Unlike most long gun courses, this class isn’t based on military or law enforcement techniques or doctrine, but on a hard-nosed assessment of the unique challenges of family defense at home and the best, most efficient ways of dealing with those challenges.
Who Should Attend?
Anyone who has a rifle or anticipates the need to use a rifle for home defense. It’s especially well suited for homeowners on larger-than-average size lots and for those who live in rural areas. This class has a moderately high level of physical activity, and you will be repeatedly getting into and out of shooting positions such as sitting, kneeling, and squatting. (Depending on the needs of the class, we may also elect to do some shooting from the prone position.)
This class is suitable for any defensive rifle, from the pistol-caliber lever actions through the .308 autoloaders. You’ll learn where your rifle’s strengths and weaknesses are, where you can improve your own performance, and whether hardware changes might make a difference in your defensive preparations.

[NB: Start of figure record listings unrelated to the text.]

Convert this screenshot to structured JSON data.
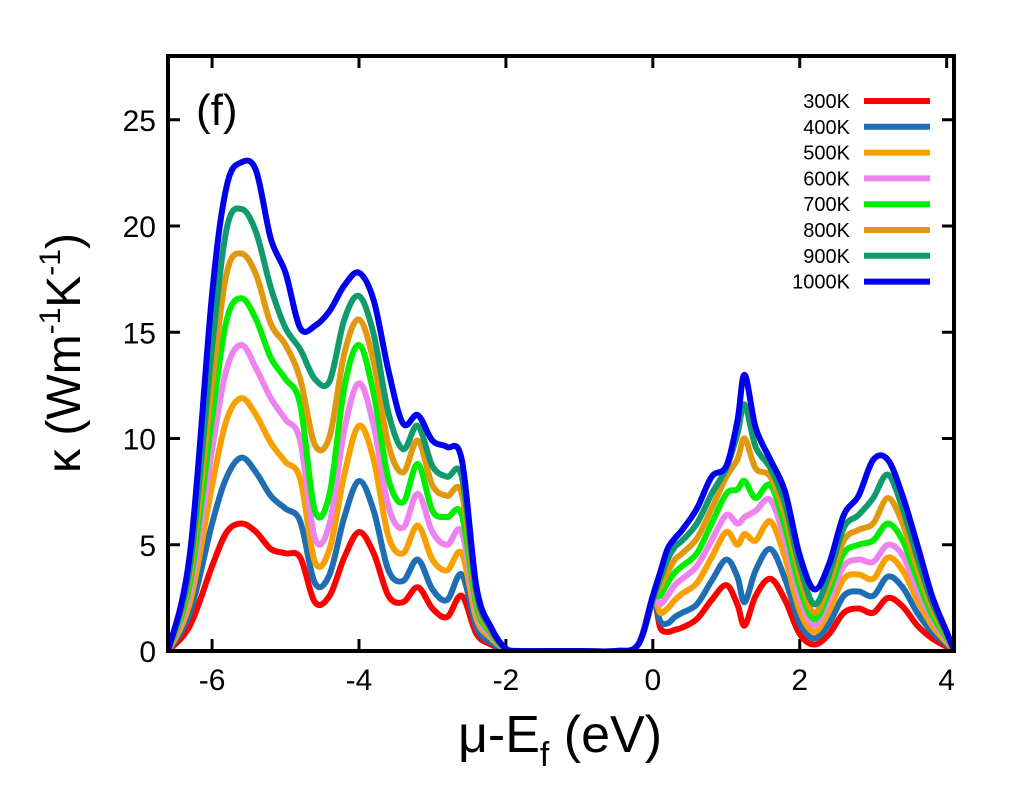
{
  "chart_data": {
    "type": "line",
    "panel_label": "(f)",
    "xlabel": {
      "main": "μ-E",
      "sub": "f",
      "unit": " (eV)"
    },
    "ylabel": {
      "sym": "κ (Wm",
      "e1": "-1",
      "mid": "K",
      "e2": "-1",
      "end": ")"
    },
    "xlim": [
      -6.6,
      4.1
    ],
    "ylim": [
      0,
      28
    ],
    "xticks": [
      -6,
      -4,
      -2,
      0,
      2,
      4
    ],
    "xtick_labels": [
      "-6",
      "-4",
      "-2",
      "0",
      "2",
      "4"
    ],
    "yticks": [
      0,
      5,
      10,
      15,
      20,
      25
    ],
    "ytick_labels": [
      "0",
      "5",
      "10",
      "15",
      "20",
      "25"
    ],
    "x": [
      -6.6,
      -6.3,
      -6.0,
      -5.8,
      -5.6,
      -5.4,
      -5.2,
      -5.0,
      -4.8,
      -4.6,
      -4.4,
      -4.2,
      -4.0,
      -3.8,
      -3.6,
      -3.4,
      -3.2,
      -3.0,
      -2.8,
      -2.6,
      -2.4,
      -2.2,
      -2.0,
      -1.8,
      -1.5,
      -1.0,
      -0.5,
      -0.2,
      0.0,
      0.1,
      0.2,
      0.3,
      0.4,
      0.6,
      0.8,
      1.0,
      1.15,
      1.25,
      1.4,
      1.6,
      1.8,
      2.0,
      2.2,
      2.4,
      2.6,
      2.8,
      3.0,
      3.2,
      3.4,
      3.6,
      3.8,
      4.0,
      4.1
    ],
    "series": [
      {
        "name": "300K",
        "color": "#ff0000",
        "values": [
          0.0,
          1.2,
          4.0,
          5.6,
          6.0,
          5.6,
          4.8,
          4.6,
          4.4,
          2.3,
          2.6,
          4.4,
          5.6,
          4.6,
          2.6,
          2.3,
          3.0,
          2.0,
          1.6,
          2.6,
          0.8,
          0.3,
          0.05,
          0.0,
          0.0,
          0.0,
          0.0,
          0.3,
          2.4,
          1.1,
          0.9,
          1.0,
          1.1,
          1.5,
          2.4,
          3.1,
          2.2,
          1.2,
          2.6,
          3.4,
          2.4,
          0.8,
          0.3,
          0.8,
          1.8,
          2.0,
          1.8,
          2.5,
          2.1,
          1.2,
          0.6,
          0.2,
          0.05
        ]
      },
      {
        "name": "400K",
        "color": "#1f6db3",
        "values": [
          0.0,
          1.8,
          6.0,
          8.2,
          9.1,
          8.4,
          7.3,
          6.7,
          6.1,
          3.2,
          3.6,
          6.3,
          8.0,
          6.6,
          3.8,
          3.3,
          4.3,
          2.9,
          2.4,
          3.6,
          1.1,
          0.4,
          0.05,
          0.0,
          0.0,
          0.0,
          0.0,
          0.3,
          2.4,
          1.4,
          1.3,
          1.6,
          1.8,
          2.2,
          3.3,
          4.3,
          3.5,
          2.3,
          3.8,
          4.8,
          3.4,
          1.3,
          0.6,
          1.3,
          2.6,
          2.8,
          2.6,
          3.5,
          3.0,
          1.8,
          0.9,
          0.3,
          0.05
        ]
      },
      {
        "name": "500K",
        "color": "#f7a000",
        "values": [
          0.0,
          2.3,
          7.8,
          10.9,
          11.9,
          11.1,
          9.8,
          8.9,
          8.1,
          4.2,
          4.8,
          8.3,
          10.6,
          9.0,
          5.4,
          4.6,
          5.9,
          4.3,
          3.8,
          4.6,
          1.5,
          0.6,
          0.06,
          0.0,
          0.0,
          0.0,
          0.0,
          0.3,
          2.4,
          1.8,
          2.0,
          2.4,
          2.7,
          3.2,
          4.4,
          5.6,
          5.0,
          5.5,
          5.2,
          6.1,
          4.4,
          1.9,
          0.9,
          1.9,
          3.4,
          3.6,
          3.4,
          4.4,
          3.8,
          2.4,
          1.2,
          0.4,
          0.05
        ]
      },
      {
        "name": "600K",
        "color": "#ee82ee",
        "values": [
          0.0,
          2.8,
          9.5,
          13.3,
          14.4,
          13.3,
          11.9,
          10.9,
          9.9,
          5.3,
          6.0,
          10.4,
          12.6,
          10.6,
          6.8,
          5.8,
          7.4,
          5.6,
          5.0,
          5.6,
          1.8,
          0.7,
          0.07,
          0.0,
          0.0,
          0.0,
          0.0,
          0.3,
          2.4,
          2.2,
          2.6,
          3.1,
          3.4,
          4.0,
          5.2,
          6.4,
          6.0,
          6.3,
          6.6,
          7.1,
          5.2,
          2.5,
          1.2,
          2.4,
          4.0,
          4.3,
          4.2,
          5.0,
          4.5,
          2.9,
          1.5,
          0.5,
          0.05
        ]
      },
      {
        "name": "700K",
        "color": "#00ee00",
        "values": [
          0.0,
          3.2,
          11.0,
          15.6,
          16.6,
          15.6,
          13.8,
          12.8,
          11.6,
          6.6,
          7.4,
          12.4,
          14.4,
          12.1,
          8.1,
          7.0,
          8.8,
          6.6,
          6.3,
          6.4,
          2.1,
          0.8,
          0.08,
          0.0,
          0.0,
          0.0,
          0.0,
          0.3,
          2.4,
          2.6,
          3.2,
          3.7,
          4.0,
          4.6,
          6.0,
          7.4,
          7.6,
          8.0,
          7.2,
          7.8,
          5.8,
          3.0,
          1.5,
          2.8,
          4.6,
          5.0,
          5.2,
          6.0,
          5.2,
          3.4,
          1.7,
          0.6,
          0.05
        ]
      },
      {
        "name": "800K",
        "color": "#e0990e",
        "values": [
          0.0,
          3.6,
          12.6,
          17.8,
          18.7,
          17.7,
          15.4,
          14.4,
          12.8,
          9.7,
          10.1,
          14.0,
          15.6,
          13.6,
          9.7,
          8.4,
          9.9,
          7.8,
          7.3,
          7.4,
          2.4,
          0.9,
          0.09,
          0.0,
          0.0,
          0.0,
          0.0,
          0.3,
          2.4,
          3.0,
          3.7,
          4.3,
          4.6,
          5.3,
          6.7,
          8.2,
          9.0,
          10.0,
          8.6,
          8.2,
          6.4,
          3.5,
          1.8,
          3.2,
          5.2,
          5.7,
          6.0,
          7.2,
          6.0,
          3.9,
          2.0,
          0.7,
          0.05
        ]
      },
      {
        "name": "900K",
        "color": "#109a6e",
        "values": [
          0.0,
          4.0,
          14.3,
          19.9,
          20.8,
          19.7,
          17.1,
          15.2,
          14.2,
          12.8,
          12.7,
          15.6,
          16.7,
          14.9,
          11.2,
          9.5,
          10.6,
          8.7,
          8.2,
          8.2,
          2.7,
          1.0,
          0.1,
          0.0,
          0.0,
          0.0,
          0.0,
          0.3,
          2.4,
          3.4,
          4.3,
          4.9,
          5.2,
          6.0,
          7.4,
          8.6,
          10.2,
          11.6,
          9.6,
          8.6,
          6.9,
          4.0,
          2.2,
          3.6,
          5.8,
          6.4,
          7.2,
          8.3,
          6.7,
          4.4,
          2.3,
          0.8,
          0.05
        ]
      },
      {
        "name": "1000K",
        "color": "#0000ee",
        "values": [
          0.0,
          4.6,
          16.8,
          21.9,
          23.0,
          22.6,
          19.4,
          17.8,
          15.2,
          15.3,
          16.0,
          17.2,
          17.8,
          16.5,
          13.2,
          10.7,
          11.1,
          9.9,
          9.6,
          9.0,
          3.0,
          1.1,
          0.12,
          0.0,
          0.0,
          0.0,
          0.0,
          0.3,
          2.6,
          3.7,
          4.8,
          5.3,
          5.7,
          6.7,
          8.2,
          8.7,
          10.8,
          13.0,
          10.5,
          9.0,
          7.5,
          4.5,
          2.9,
          4.1,
          6.4,
          7.3,
          9.0,
          9.0,
          7.3,
          5.0,
          2.6,
          0.9,
          0.05
        ]
      }
    ]
  }
}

The only prerequisite is a good grounding in safe gun handling, and an understanding of how your rifle functions. (If you don’t know how to load and unload your rifle, we suggest taking an entry-level course from a local instructor before signing up.)
What do you need to bring?
- Your centerfire rifle
- 250 rounds of ammunition (some ranges may have specific ammunition requirements; details when you register)
- If your rifle has detachable magazines, bring at least (2) magazines
- Clothing appropriate for the weather (we do not cancel classes on account of rain!)
- Beverages (water, juice, sports drinks; at least (1) quart/liter per day, more in hot weather)
- Lunch (if the range does not have restaurants close by)
- Note-taking items (notebook and pens/pencils)
- Eye and ear protection (electronic hearing muffs are highly recommended)
- Knee pads are recommended to prevent injury!